The Soviet invasion eventually forces Amir and his father, Baba, (a nuanced and engaging performance by Homayoun Ershadi) to decamp to America, where The Kite Runner finds it has some interesting things to say about the way America's immigration machine can turn generals and captains of industry into gas station attendants and flea market proprietors. Though it's too late for Baba to mentally divest himself of Afghanistan, Amir begins a long road of deracination, and there's eventually a courtship with a former Afghan general's daughter and a promising writing career. Still, his childhood betrayal of Hassan isn't forgotten. One day in 2000 (adult Amir is played by United 93's Khalid Abdalla) a voice on the phone informs him, like some cryptic religious telemarketer, that "there is a way to be good again." Turns out it's an old family friend back in Afghanistan, calling to dangle an offer of atonement.

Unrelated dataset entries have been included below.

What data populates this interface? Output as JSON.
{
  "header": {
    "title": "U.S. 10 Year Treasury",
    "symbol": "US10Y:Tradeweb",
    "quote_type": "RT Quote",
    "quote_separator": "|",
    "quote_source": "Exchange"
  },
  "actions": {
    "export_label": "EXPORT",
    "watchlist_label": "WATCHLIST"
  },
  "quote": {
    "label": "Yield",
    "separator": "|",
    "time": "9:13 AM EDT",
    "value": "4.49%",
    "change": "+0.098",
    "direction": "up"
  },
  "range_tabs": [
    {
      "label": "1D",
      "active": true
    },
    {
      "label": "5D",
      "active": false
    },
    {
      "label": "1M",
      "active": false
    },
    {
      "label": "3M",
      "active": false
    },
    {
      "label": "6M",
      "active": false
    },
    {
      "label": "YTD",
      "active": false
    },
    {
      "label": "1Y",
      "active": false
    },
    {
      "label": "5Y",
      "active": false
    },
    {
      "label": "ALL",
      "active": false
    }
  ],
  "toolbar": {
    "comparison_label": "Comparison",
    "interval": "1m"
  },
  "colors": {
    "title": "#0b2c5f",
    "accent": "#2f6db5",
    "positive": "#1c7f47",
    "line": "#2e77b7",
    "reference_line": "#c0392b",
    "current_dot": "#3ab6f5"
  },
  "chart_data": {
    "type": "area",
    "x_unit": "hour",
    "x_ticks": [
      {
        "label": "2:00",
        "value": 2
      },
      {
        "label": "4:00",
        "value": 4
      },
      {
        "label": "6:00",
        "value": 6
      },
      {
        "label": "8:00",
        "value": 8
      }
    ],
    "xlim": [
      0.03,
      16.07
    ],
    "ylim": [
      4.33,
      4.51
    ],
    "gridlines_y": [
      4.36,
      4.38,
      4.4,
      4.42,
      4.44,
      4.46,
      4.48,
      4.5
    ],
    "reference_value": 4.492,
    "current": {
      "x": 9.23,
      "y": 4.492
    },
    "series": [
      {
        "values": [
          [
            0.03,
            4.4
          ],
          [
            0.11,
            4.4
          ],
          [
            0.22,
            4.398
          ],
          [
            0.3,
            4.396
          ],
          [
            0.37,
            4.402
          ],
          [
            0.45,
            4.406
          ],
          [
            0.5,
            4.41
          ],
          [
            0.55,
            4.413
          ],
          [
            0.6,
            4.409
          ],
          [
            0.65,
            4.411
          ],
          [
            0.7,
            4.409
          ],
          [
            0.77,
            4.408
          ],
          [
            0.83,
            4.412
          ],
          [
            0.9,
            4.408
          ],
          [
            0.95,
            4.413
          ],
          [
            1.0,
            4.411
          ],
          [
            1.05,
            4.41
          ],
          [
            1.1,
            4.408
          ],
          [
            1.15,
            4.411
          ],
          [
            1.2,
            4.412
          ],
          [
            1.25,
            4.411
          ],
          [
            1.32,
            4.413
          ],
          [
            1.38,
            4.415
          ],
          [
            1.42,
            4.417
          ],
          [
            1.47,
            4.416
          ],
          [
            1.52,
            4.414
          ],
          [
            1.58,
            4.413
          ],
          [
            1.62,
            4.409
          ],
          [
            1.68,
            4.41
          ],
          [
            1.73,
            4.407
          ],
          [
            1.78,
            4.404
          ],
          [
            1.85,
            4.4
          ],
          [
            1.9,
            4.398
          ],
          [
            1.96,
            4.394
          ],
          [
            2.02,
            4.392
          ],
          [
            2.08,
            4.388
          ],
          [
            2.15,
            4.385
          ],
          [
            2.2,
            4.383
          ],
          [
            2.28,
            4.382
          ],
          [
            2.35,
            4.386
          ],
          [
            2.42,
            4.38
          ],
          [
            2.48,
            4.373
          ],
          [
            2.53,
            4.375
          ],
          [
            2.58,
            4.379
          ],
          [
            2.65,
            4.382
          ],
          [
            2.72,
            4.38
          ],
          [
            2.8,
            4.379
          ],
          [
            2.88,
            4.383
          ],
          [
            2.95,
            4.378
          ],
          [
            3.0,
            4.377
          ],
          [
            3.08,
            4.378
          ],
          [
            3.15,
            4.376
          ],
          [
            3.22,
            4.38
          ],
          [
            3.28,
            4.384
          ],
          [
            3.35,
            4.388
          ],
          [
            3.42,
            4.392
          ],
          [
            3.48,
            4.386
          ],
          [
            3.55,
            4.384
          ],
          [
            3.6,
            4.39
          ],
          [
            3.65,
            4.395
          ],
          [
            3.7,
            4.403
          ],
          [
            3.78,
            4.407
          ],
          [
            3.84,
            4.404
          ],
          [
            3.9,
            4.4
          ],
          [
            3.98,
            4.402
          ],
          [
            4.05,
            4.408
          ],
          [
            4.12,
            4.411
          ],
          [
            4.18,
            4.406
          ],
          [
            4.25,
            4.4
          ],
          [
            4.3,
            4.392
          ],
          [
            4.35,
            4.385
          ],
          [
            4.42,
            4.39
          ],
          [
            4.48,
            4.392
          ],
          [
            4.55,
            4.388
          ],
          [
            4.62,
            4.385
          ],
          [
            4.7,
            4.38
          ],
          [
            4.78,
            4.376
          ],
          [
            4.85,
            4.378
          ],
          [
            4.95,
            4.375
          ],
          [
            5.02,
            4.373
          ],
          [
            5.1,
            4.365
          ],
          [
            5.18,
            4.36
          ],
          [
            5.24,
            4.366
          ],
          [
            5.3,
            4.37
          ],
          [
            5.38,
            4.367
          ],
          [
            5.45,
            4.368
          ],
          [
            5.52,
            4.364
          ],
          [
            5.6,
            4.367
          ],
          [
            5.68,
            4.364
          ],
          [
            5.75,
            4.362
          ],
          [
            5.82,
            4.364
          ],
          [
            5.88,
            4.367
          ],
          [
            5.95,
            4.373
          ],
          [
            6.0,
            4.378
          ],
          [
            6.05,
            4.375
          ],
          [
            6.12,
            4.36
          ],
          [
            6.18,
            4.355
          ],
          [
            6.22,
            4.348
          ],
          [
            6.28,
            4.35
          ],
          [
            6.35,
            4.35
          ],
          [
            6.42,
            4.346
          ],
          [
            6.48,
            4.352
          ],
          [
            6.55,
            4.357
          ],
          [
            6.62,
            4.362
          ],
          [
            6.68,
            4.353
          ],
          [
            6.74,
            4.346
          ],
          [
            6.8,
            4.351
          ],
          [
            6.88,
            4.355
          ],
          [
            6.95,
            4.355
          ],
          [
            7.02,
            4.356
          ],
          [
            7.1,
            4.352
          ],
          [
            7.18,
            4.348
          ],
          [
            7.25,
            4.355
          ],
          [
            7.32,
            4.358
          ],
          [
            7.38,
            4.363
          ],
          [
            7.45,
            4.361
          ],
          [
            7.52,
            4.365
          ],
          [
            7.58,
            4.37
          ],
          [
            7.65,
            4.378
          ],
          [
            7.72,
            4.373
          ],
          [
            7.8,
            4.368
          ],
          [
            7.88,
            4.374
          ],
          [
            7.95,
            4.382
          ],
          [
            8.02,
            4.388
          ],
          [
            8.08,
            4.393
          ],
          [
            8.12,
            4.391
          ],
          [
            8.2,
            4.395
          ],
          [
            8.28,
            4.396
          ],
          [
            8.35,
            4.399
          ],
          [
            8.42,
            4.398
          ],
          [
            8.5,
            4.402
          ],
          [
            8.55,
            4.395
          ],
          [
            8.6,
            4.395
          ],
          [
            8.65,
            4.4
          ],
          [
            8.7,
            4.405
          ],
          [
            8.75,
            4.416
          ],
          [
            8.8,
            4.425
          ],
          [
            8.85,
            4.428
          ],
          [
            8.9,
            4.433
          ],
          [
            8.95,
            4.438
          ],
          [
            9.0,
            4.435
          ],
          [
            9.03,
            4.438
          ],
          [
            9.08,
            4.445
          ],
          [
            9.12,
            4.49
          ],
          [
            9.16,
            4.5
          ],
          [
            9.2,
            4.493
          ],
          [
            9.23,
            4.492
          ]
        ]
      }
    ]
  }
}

The less said about the film's third act the better; suffice it to say that what transpires is a completely unconvincing kidnap-adventure yarn, with the clean-cut Afghan-American Amir wandering through the streets of a ruined Kabul decked out in mullah garb and a glue-on party-store beard, trying to locate a child and steal him back over the border before being detected as a poseur by the real McCoys who patrol the streets in pickup trucks and herd religious offenders to an abandoned soccer stadium for summary execution. Before it's all over, we'll even get a villain comeuppance scene that leaves reality so far behind it would be more appropriate in an Indiana Jones movie than in a film with pretensions to cultural or dramatic seriousness.

The Kite Runner has its moments, but to reach them requires a strong stomach for artless manipulation and an unnatural fascination with watching people fly kites that aren't really there.